AS MINHAS CONVERSAS POR AÍ

sexta-feira, 25 de março de 2016

UM DIA JÁ NÃO AGUENTO

Já aqui tenho abordado esta matéria mas a sua gravidade justifica retomá-la. Foi apresentado em Lisboa o relatório Portugal - Saúde Mental em Números 2015.
Dois dos indicadores abordados no que respeita à saúde mental dos mais novos merecem uma reflexão que, aliás, já por aqui tenho procurado realizar.
Um primeiro aspecto e que, lamentavelmente, tem constado regularmente nestes relatórios anuais prende-se com a ausência inaceitável de camas no SNS para episódios de urgência para crianças e adolescentes no âmbito da saúde mental.

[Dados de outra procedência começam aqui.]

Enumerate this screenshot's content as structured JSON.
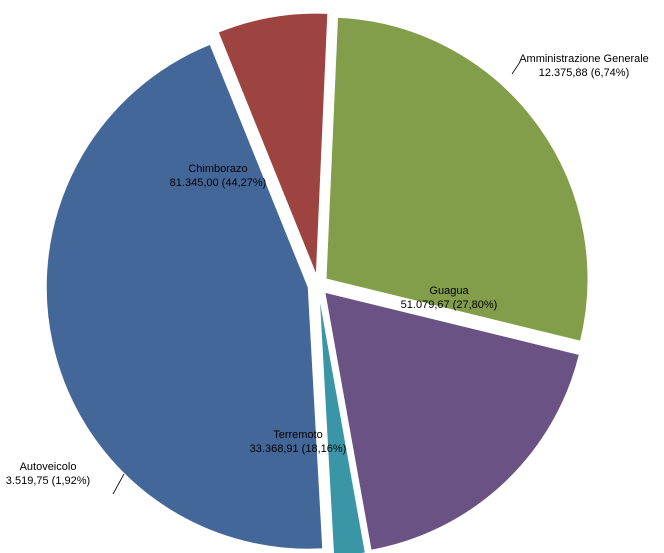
{
  "chart_data": {
    "type": "pie",
    "title": "",
    "slices": [
      {
        "name": "Amministrazione Generale",
        "value": 12375.88,
        "value_label": "12.375,88",
        "percent_label": "(6,74%)",
        "color": "#9e4440"
      },
      {
        "name": "Guagua",
        "value": 51079.67,
        "value_label": "51.079,67",
        "percent_label": "(27,80%)",
        "color": "#829e4a"
      },
      {
        "name": "Terremoto",
        "value": 33368.91,
        "value_label": "33.368,91",
        "percent_label": "(18,16%)",
        "color": "#6a5284"
      },
      {
        "name": "Autoveicolo",
        "value": 3519.75,
        "value_label": "3.519,75",
        "percent_label": "(1,92%)",
        "color": "#3a96a6"
      },
      {
        "name": "Chimborazo",
        "value": 81345.0,
        "value_label": "81.345,00",
        "percent_label": "(44,27%)",
        "color": "#44679a"
      }
    ]
  }
}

Esta recorrente situação leva a que quando necessário crianças e jovens sejam internados nos serviços de pediatria geral ou nos serviços de psiquiatria para adultos. Qualquer das situações é manifestamente inadequada.

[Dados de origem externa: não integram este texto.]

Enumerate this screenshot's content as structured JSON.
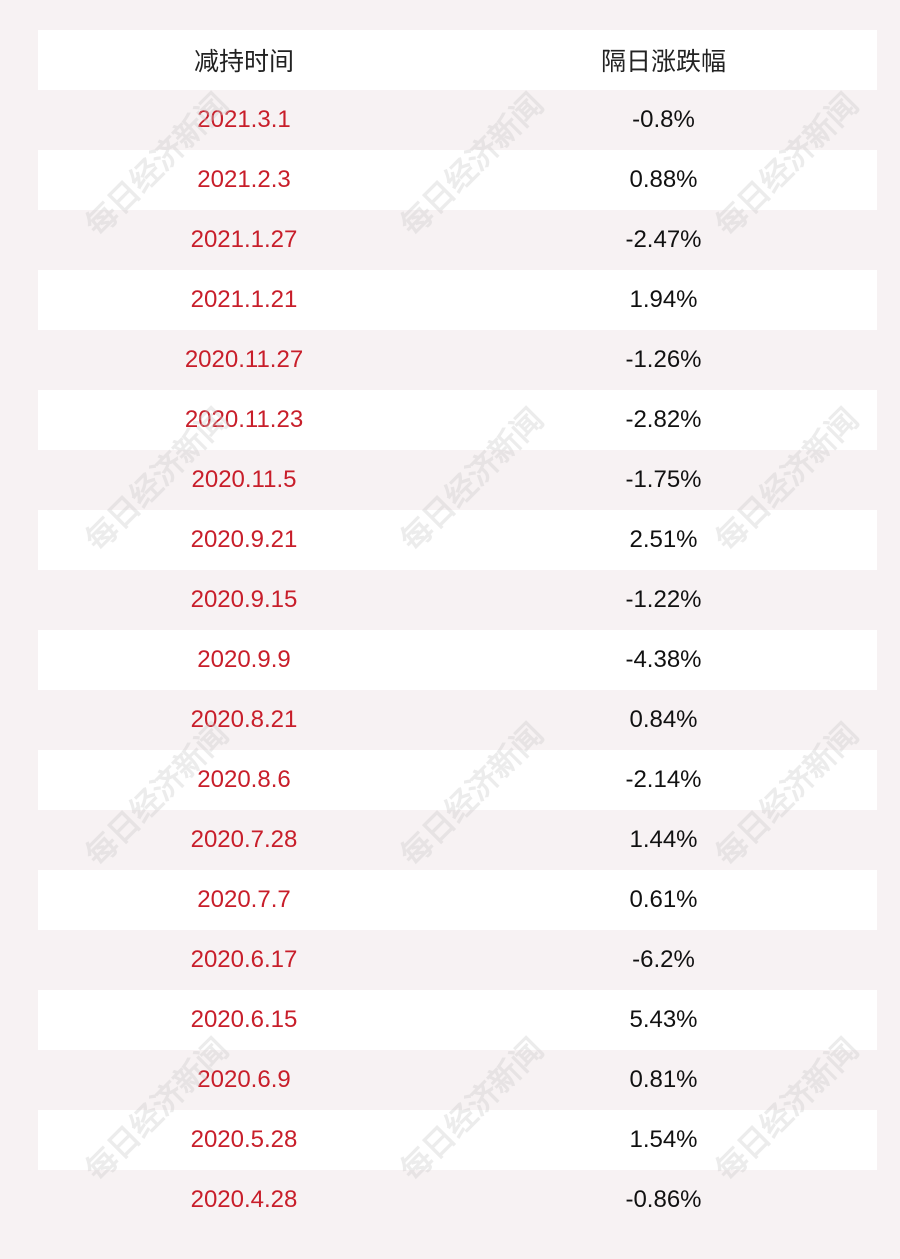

Um segundo dado remete para o volume significativo de casos de comportamentos auto-agressivos, automutilaçõese tentativas de suicídio. Dos 1500 episódios de urgência no Hospital de D. Estefânia em 2015, 20% envolveram situações desta natureza.
Sobre esta questão com que muitos adolescentes e famílias se debatem e causadoras de enorme sofrimento para todos recordo que o estudo A Saúde dos adolescentes Portugueses, de 2014 e integrado no estudo internacional Health Behaviour in School-aged Children, da responsabilidade da OMS, coordenado em Portugal pela excelente equipa da Professora Margarida Gaspar de Matos, sugeria que um em cada seis alunos entre o 8º e o 10º ano já se magoou a si próprio, de propósito, nos últimos 12 meses, sobretudo cortando-se nos braços, nas pernas, na barriga... Referiram que se sentiam “tristes”, “fartos”, “desiludidos” quando o fizeram.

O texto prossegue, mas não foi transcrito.